Me miro en el espejo un instante, no me veo mal, después de todo si me sé arreglar, el problema es que no me gusta gastar en mi persona, siempre he preferido la ropa de siempre a tener que pasar tiempo en las tiendas de ropa, simplemente no ha sido mi estilo.
Me tomo un par de minutos más para darle a Spi de comer y un poco de agua, una vez mi minino está atendido, tomo mi mochila y me voy rumbo a la universidad, camino hasta el paradero del bus, hoy llevo un buen tiempo lo que es completamente extraño en mí, aunque claro, después de haberme despedido de Shaoran en lo último que pensé fue en dormir de nuevo, las imágenes de lo sucedido ayer se reproducían en mi cabeza, como si aún pudiese sentir sus labios y sus caricias sobre mi piel. Un rubor me cubre las mejillas, ¡no puede ser que esté pensando en eso cuando estoy en un lugar público!
–¿Te llevo?...
Esa voz la puedo reconocer, antes me encantaba escucharla o míralo, Eriol está parado frente a mí, desde lo ocurrido en el super mercado no lo había visto para nada, afortunadamente, ahora no estoy sola, en el paradero se encuentran como unas cinco personas más.

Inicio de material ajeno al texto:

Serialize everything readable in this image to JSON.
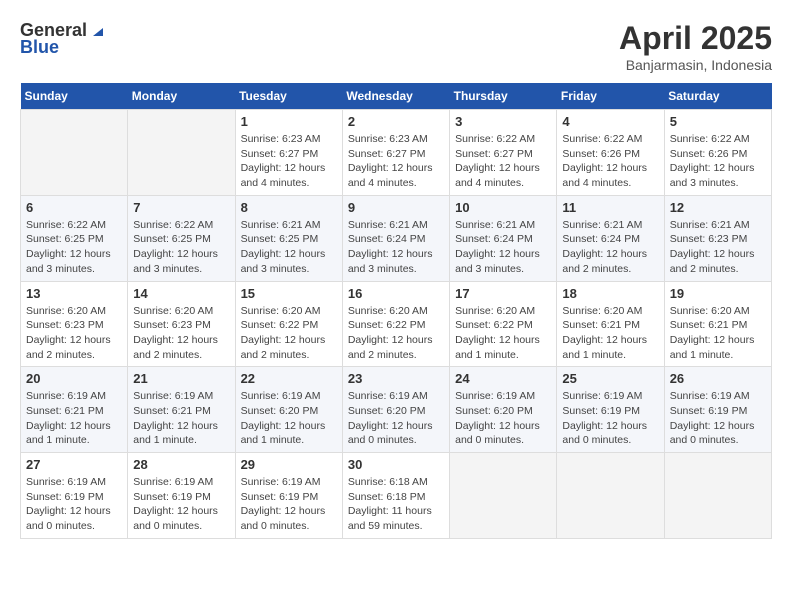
{
  "header": {
    "logo_general": "General",
    "logo_blue": "Blue",
    "title": "April 2025",
    "subtitle": "Banjarmasin, Indonesia"
  },
  "weekdays": [
    "Sunday",
    "Monday",
    "Tuesday",
    "Wednesday",
    "Thursday",
    "Friday",
    "Saturday"
  ],
  "weeks": [
    [
      {
        "day": "",
        "sunrise": "",
        "sunset": "",
        "daylight": ""
      },
      {
        "day": "",
        "sunrise": "",
        "sunset": "",
        "daylight": ""
      },
      {
        "day": "1",
        "sunrise": "Sunrise: 6:23 AM",
        "sunset": "Sunset: 6:27 PM",
        "daylight": "Daylight: 12 hours and 4 minutes."
      },
      {
        "day": "2",
        "sunrise": "Sunrise: 6:23 AM",
        "sunset": "Sunset: 6:27 PM",
        "daylight": "Daylight: 12 hours and 4 minutes."
      },
      {
        "day": "3",
        "sunrise": "Sunrise: 6:22 AM",
        "sunset": "Sunset: 6:27 PM",
        "daylight": "Daylight: 12 hours and 4 minutes."
      },
      {
        "day": "4",
        "sunrise": "Sunrise: 6:22 AM",
        "sunset": "Sunset: 6:26 PM",
        "daylight": "Daylight: 12 hours and 4 minutes."
      },
      {
        "day": "5",
        "sunrise": "Sunrise: 6:22 AM",
        "sunset": "Sunset: 6:26 PM",
        "daylight": "Daylight: 12 hours and 3 minutes."
      }
    ],
    [
      {
        "day": "6",
        "sunrise": "Sunrise: 6:22 AM",
        "sunset": "Sunset: 6:25 PM",
        "daylight": "Daylight: 12 hours and 3 minutes."
      },
      {
        "day": "7",
        "sunrise": "Sunrise: 6:22 AM",
        "sunset": "Sunset: 6:25 PM",
        "daylight": "Daylight: 12 hours and 3 minutes."
      },
      {
        "day": "8",
        "sunrise": "Sunrise: 6:21 AM",
        "sunset": "Sunset: 6:25 PM",
        "daylight": "Daylight: 12 hours and 3 minutes."
      },
      {
        "day": "9",
        "sunrise": "Sunrise: 6:21 AM",
        "sunset": "Sunset: 6:24 PM",
        "daylight": "Daylight: 12 hours and 3 minutes."
      },
      {
        "day": "10",
        "sunrise": "Sunrise: 6:21 AM",
        "sunset": "Sunset: 6:24 PM",
        "daylight": "Daylight: 12 hours and 3 minutes."
      },
      {
        "day": "11",
        "sunrise": "Sunrise: 6:21 AM",
        "sunset": "Sunset: 6:24 PM",
        "daylight": "Daylight: 12 hours and 2 minutes."
      },
      {
        "day": "12",
        "sunrise": "Sunrise: 6:21 AM",
        "sunset": "Sunset: 6:23 PM",
        "daylight": "Daylight: 12 hours and 2 minutes."
      }
    ],
    [
      {
        "day": "13",
        "sunrise": "Sunrise: 6:20 AM",
        "sunset": "Sunset: 6:23 PM",
        "daylight": "Daylight: 12 hours and 2 minutes."
      },
      {
        "day": "14",
        "sunrise": "Sunrise: 6:20 AM",
        "sunset": "Sunset: 6:23 PM",
        "daylight": "Daylight: 12 hours and 2 minutes."
      },
      {
        "day": "15",
        "sunrise": "Sunrise: 6:20 AM",
        "sunset": "Sunset: 6:22 PM",
        "daylight": "Daylight: 12 hours and 2 minutes."
      },
      {
        "day": "16",
        "sunrise": "Sunrise: 6:20 AM",
        "sunset": "Sunset: 6:22 PM",
        "daylight": "Daylight: 12 hours and 2 minutes."
      },
      {
        "day": "17",
        "sunrise": "Sunrise: 6:20 AM",
        "sunset": "Sunset: 6:22 PM",
        "daylight": "Daylight: 12 hours and 1 minute."
      },
      {
        "day": "18",
        "sunrise": "Sunrise: 6:20 AM",
        "sunset": "Sunset: 6:21 PM",
        "daylight": "Daylight: 12 hours and 1 minute."
      },
      {
        "day": "19",
        "sunrise": "Sunrise: 6:20 AM",
        "sunset": "Sunset: 6:21 PM",
        "daylight": "Daylight: 12 hours and 1 minute."
      }
    ],
    [
      {
        "day": "20",
        "sunrise": "Sunrise: 6:19 AM",
        "sunset": "Sunset: 6:21 PM",
        "daylight": "Daylight: 12 hours and 1 minute."
      },
      {
        "day": "21",
        "sunrise": "Sunrise: 6:19 AM",
        "sunset": "Sunset: 6:21 PM",
        "daylight": "Daylight: 12 hours and 1 minute."
      },
      {
        "day": "22",
        "sunrise": "Sunrise: 6:19 AM",
        "sunset": "Sunset: 6:20 PM",
        "daylight": "Daylight: 12 hours and 1 minute."
      },
      {
        "day": "23",
        "sunrise": "Sunrise: 6:19 AM",
        "sunset": "Sunset: 6:20 PM",
        "daylight": "Daylight: 12 hours and 0 minutes."
      },
      {
        "day": "24",
        "sunrise": "Sunrise: 6:19 AM",
        "sunset": "Sunset: 6:20 PM",
        "daylight": "Daylight: 12 hours and 0 minutes."
      },
      {
        "day": "25",
        "sunrise": "Sunrise: 6:19 AM",
        "sunset": "Sunset: 6:19 PM",
        "daylight": "Daylight: 12 hours and 0 minutes."
      },
      {
        "day": "26",
        "sunrise": "Sunrise: 6:19 AM",
        "sunset": "Sunset: 6:19 PM",
        "daylight": "Daylight: 12 hours and 0 minutes."
      }
    ],
    [
      {
        "day": "27",
        "sunrise": "Sunrise: 6:19 AM",
        "sunset": "Sunset: 6:19 PM",
        "daylight": "Daylight: 12 hours and 0 minutes."
      },
      {
        "day": "28",
        "sunrise": "Sunrise: 6:19 AM",
        "sunset": "Sunset: 6:19 PM",
        "daylight": "Daylight: 12 hours and 0 minutes."
      },
      {
        "day": "29",
        "sunrise": "Sunrise: 6:19 AM",
        "sunset": "Sunset: 6:19 PM",
        "daylight": "Daylight: 12 hours and 0 minutes."
      },
      {
        "day": "30",
        "sunrise": "Sunrise: 6:18 AM",
        "sunset": "Sunset: 6:18 PM",
        "daylight": "Daylight: 11 hours and 59 minutes."
      },
      {
        "day": "",
        "sunrise": "",
        "sunset": "",
        "daylight": ""
      },
      {
        "day": "",
        "sunrise": "",
        "sunset": "",
        "daylight": ""
      },
      {
        "day": "",
        "sunrise": "",
        "sunset": "",
        "daylight": ""
      }
    ]
  ]
}
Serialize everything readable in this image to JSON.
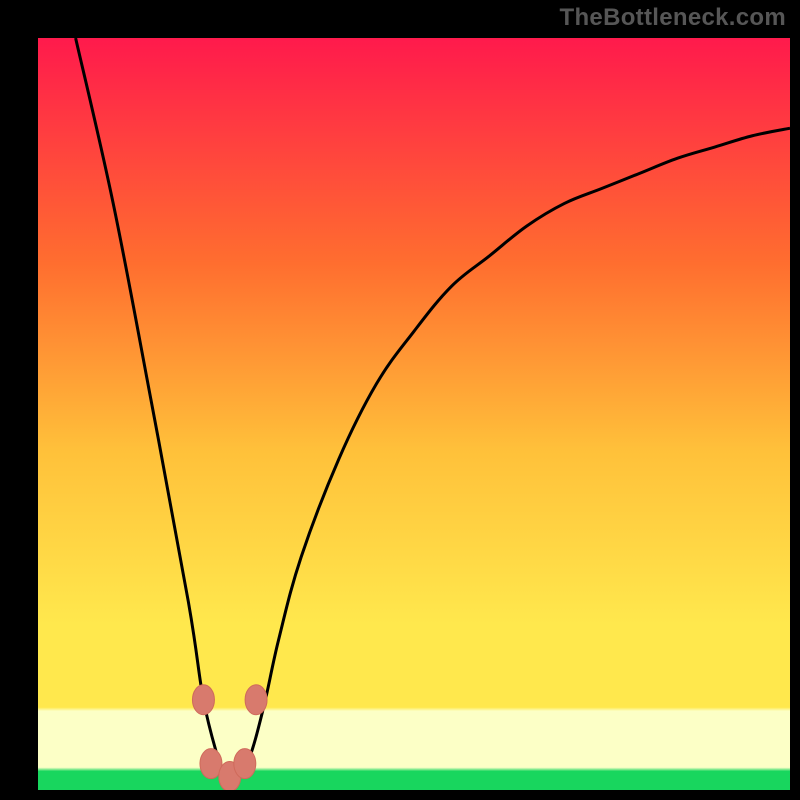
{
  "watermark": "TheBottleneck.com",
  "colors": {
    "bg_black": "#000000",
    "grad_top": "#ff1a4c",
    "grad_mid1": "#ff6e2f",
    "grad_mid2": "#ffc13a",
    "grad_mid3": "#ffe84d",
    "grad_paleband": "#fcffc6",
    "grad_green": "#18d65e",
    "curve_stroke": "#000000",
    "marker_fill": "#d87a6d",
    "marker_stroke": "#cf6a5b"
  },
  "chart_data": {
    "type": "line",
    "title": "",
    "xlabel": "",
    "ylabel": "",
    "xlim": [
      0,
      100
    ],
    "ylim": [
      0,
      100
    ],
    "series": [
      {
        "name": "bottleneck-curve",
        "x": [
          5,
          10,
          15,
          20,
          22,
          24,
          25,
          26,
          28,
          30,
          32,
          35,
          40,
          45,
          50,
          55,
          60,
          65,
          70,
          75,
          80,
          85,
          90,
          95,
          100
        ],
        "values": [
          100,
          78,
          52,
          25,
          12,
          4,
          1,
          1,
          4,
          11,
          20,
          31,
          44,
          54,
          61,
          67,
          71,
          75,
          78,
          80,
          82,
          84,
          85.5,
          87,
          88
        ]
      }
    ],
    "markers": [
      {
        "x": 22.0,
        "y": 12.0
      },
      {
        "x": 23.0,
        "y": 3.5
      },
      {
        "x": 25.5,
        "y": 1.8
      },
      {
        "x": 27.5,
        "y": 3.5
      },
      {
        "x": 29.0,
        "y": 12.0
      }
    ],
    "green_band_y": 3.0,
    "pale_band_y": 11.0
  }
}
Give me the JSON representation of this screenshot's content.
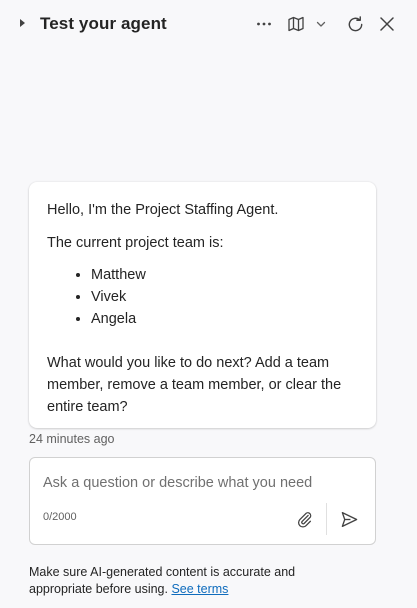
{
  "header": {
    "title": "Test your agent",
    "icons": [
      "chevron-right-icon",
      "more-icon",
      "map-icon",
      "chevron-down-icon",
      "refresh-icon",
      "close-icon"
    ]
  },
  "message": {
    "greeting": "Hello, I'm the Project Staffing Agent.",
    "team_intro": "The current project team is:",
    "team_members": [
      "Matthew",
      "Vivek",
      "Angela"
    ],
    "question": "What would you like to do next? Add a team member, remove a team member, or clear the entire team?",
    "timestamp": "24 minutes ago"
  },
  "composer": {
    "placeholder": "Ask a question or describe what you need",
    "value": "",
    "char_count": "0/2000",
    "icons": [
      "attach-icon",
      "send-icon"
    ]
  },
  "footer": {
    "disclaimer_text": "Make sure AI-generated content is accurate and appropriate before using.",
    "terms_link": "See terms"
  },
  "colors": {
    "background": "#f8f8fa",
    "link": "#0f6cbd",
    "text": "#242424"
  }
}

–No, gracias –lo observo un momento, se ve completamente desalineado, nada con el Eriol que recuerdo, ¿qué le habrá pasado? –
No insiste, con la misma se da la vuelta y se marcha lo cual agradezco enormemente tal vez pueda saber qué es lo que sucede si hablo con Reika y Hui, desde que me salí de la cafetería no he podido hablar con ellas, todo ha sido demasiado rápido y tempestuoso.
Un par de minutos de espera y el bus hace su aparición, el camino a la universidad es un poco tardado por lo que me permito divagar un momento, ¿en dónde estaría ahora si no hubiese llamado a Shaoran el día que estaba ebria? ¿lo hubiese conocido? No, tal vez jamás lo hubiese conocido, aunque mi abuelo tenga de socios a los papás de Shaoran, él me contó que se fue de su casa y no había mantenido comunicación con ellos, probablemente aún estuviese embelesada por Eriol.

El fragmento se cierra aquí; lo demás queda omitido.